Bisexuality is Magic
Now Morgan is taking the next step and putting on a bisexual magic show!
Bisexuality is Magic is the name of the show.
You might ask, why magic? Why not puppetry, acting or more singing?
‘It’s also acting,’ Morgan told GSN. ‘The show is a cross between a play and a performance.
‘I have ideas about how to bring puppetry in but they’ve had to wait for a later iteration.
‘If I put al the stuff I wanted to do in the show it’d last four hours and my director would be very unhappy with me!’
Unfortunately there will be no singing because Morgan ‘cannot singing to save his life.’
However he does add: ‘There may some dance in the show but, well – I wouldn’t want to spoil all my surprises…’
Magic over the evening is done with real audience members and not actors.
Morgan explains: ‘I know a lot of people get tired of the nights out their gay and straight co-workers and friends want to have as outings.
‘Gay or straight comedy clubs don’t really deal well with bisexuality – we’re often the punchline, and it’s punching down.
‘So what I want is to create something that people can bring people to and then go away knowing that while they’ve had a great night, been baffled by the magic and laughed a lot at the jokes, they’ve also maybe learned something.’
Bisexuality is Magic is the story a magician trying to find the perfect trick to explain bisexuality to people.
Morgan is currently in talks with other venues about futures dates. The show will have his first performances in Croydon, London in April 2018.
The current venue has agreed to a matinee and evening performance on the same day.
Morgan adds: ‘This means we can do something different to the usual “people turn up, see show, go home.”
‘Between the two performances we’re going to have a bisexual community market, with people from around the UK bi+ community on site to promote their own projects.
‘If you’ve never encountered the bi+ community then this will be a great chance to do so.’
Bisexuality is Magic premiers at Matthews Yard in Croydon, London on 14 April.
Marcus Morgan, bisexual magician
Marcus Morgan is an avid magician and bisexual activist.
He first came out in the 1980’s.
Morgan says his coming out story showcases ‘how all bisexuals approach their sexuality differently.’

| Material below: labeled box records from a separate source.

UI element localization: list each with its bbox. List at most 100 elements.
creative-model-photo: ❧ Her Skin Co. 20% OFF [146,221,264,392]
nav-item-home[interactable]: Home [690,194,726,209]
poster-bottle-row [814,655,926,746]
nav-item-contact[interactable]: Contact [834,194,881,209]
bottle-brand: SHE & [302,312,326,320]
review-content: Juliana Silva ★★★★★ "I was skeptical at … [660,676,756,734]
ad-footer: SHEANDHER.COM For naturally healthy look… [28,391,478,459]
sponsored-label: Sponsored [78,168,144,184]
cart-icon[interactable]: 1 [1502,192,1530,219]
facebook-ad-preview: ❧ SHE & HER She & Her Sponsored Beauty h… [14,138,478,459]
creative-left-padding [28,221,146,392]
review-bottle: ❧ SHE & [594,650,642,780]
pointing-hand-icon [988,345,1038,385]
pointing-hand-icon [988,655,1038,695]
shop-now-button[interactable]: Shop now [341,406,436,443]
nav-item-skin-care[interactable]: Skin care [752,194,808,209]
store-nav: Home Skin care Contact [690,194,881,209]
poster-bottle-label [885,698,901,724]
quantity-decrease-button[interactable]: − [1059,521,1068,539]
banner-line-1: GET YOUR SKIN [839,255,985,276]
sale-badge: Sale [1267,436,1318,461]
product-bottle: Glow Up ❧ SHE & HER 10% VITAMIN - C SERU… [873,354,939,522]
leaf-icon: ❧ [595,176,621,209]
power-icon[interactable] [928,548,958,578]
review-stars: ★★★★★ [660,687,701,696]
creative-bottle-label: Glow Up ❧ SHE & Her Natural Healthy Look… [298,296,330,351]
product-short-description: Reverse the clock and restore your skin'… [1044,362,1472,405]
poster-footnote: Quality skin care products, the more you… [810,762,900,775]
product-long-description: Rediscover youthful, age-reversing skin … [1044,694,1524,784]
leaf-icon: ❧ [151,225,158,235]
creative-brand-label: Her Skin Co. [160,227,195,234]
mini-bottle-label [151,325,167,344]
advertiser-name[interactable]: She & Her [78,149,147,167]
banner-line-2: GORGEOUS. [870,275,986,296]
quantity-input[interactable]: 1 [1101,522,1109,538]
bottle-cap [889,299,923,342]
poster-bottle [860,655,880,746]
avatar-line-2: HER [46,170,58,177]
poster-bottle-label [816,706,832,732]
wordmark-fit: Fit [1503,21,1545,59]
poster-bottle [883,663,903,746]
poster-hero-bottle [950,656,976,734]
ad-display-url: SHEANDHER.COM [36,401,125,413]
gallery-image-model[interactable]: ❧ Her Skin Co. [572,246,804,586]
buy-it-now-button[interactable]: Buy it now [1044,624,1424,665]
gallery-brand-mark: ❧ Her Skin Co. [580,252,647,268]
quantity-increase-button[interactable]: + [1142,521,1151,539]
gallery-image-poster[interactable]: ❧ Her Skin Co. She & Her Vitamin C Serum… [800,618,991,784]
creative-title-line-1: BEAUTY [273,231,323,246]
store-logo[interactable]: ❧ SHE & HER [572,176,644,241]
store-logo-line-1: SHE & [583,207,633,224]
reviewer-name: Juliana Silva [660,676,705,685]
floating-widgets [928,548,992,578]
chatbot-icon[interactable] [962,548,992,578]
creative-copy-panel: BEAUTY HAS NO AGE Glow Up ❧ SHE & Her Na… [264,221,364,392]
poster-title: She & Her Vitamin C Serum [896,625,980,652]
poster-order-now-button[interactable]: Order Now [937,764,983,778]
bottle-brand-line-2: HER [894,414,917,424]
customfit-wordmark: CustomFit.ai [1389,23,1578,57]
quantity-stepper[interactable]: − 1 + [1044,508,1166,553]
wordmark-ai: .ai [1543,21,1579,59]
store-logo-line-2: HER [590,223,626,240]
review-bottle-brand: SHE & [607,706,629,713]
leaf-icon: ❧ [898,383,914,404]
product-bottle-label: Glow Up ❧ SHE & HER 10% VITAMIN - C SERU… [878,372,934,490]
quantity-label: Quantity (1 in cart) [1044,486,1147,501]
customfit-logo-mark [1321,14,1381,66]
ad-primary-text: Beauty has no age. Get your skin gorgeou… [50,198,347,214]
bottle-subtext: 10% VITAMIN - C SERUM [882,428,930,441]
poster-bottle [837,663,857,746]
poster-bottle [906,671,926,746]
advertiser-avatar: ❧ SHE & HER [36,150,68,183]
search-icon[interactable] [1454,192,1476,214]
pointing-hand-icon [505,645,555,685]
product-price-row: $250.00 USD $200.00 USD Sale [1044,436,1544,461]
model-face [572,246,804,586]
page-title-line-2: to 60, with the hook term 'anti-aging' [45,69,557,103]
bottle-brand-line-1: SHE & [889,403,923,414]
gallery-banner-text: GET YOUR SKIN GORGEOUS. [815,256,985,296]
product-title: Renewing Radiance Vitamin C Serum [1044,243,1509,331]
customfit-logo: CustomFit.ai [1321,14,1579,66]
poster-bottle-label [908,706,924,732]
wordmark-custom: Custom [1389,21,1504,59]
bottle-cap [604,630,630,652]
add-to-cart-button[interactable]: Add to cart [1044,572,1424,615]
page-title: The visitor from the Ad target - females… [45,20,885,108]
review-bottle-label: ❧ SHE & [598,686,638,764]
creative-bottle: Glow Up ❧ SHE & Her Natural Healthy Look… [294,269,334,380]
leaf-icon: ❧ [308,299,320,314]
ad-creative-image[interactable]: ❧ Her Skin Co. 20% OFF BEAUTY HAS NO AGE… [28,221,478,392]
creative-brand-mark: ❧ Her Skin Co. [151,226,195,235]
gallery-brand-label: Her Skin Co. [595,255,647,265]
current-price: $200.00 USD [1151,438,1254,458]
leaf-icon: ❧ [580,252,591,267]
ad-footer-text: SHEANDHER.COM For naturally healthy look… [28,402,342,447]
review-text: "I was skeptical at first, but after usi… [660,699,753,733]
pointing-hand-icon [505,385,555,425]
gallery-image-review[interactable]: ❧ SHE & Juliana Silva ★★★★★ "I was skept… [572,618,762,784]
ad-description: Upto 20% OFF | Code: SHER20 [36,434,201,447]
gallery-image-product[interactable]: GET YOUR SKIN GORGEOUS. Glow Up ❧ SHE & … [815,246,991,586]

He originally came out as gay.
‘I did all of the coming out twice, and although my parents had some worries about what being gay would mean for my happiness everyone else was cool about it,’ the activist continued.
When he first started to find other genders apart from men attractive, he contacted the helpline now called Switchboard.
It was originally called the London Lesbian and Gay Switchboard.
They put him in touch with the London Bisexual Group. They met every Friday in the Kings Cross area.
‘Coming out as bi is harder because bisexuals have to keep coming out again and again,’ Morgan explains.
‘People see your partner and forget you’d said you were bi – they just figure you’ve “decided” to be gay or straight now.’
He adds: ‘I think that’s why people who aren’t bi make such a big deal about it when a bi person stops dating someone from one gender and starts seeing someone from a different one.
‘To them something big has changed, but to us it’s probably about something entirely unrelated to the genders involved.’
Morgan says it is an ‘amazing feeling’ to be in a room full of people all different and diverse, and yet on the same page.
He describes the LGBT community as ‘used to being in the same book, if we’re lucky in the same chapter.’
A room full of bi+ people however means ‘people who aren’t bi+ get to see us as the wide range of humans we are too!’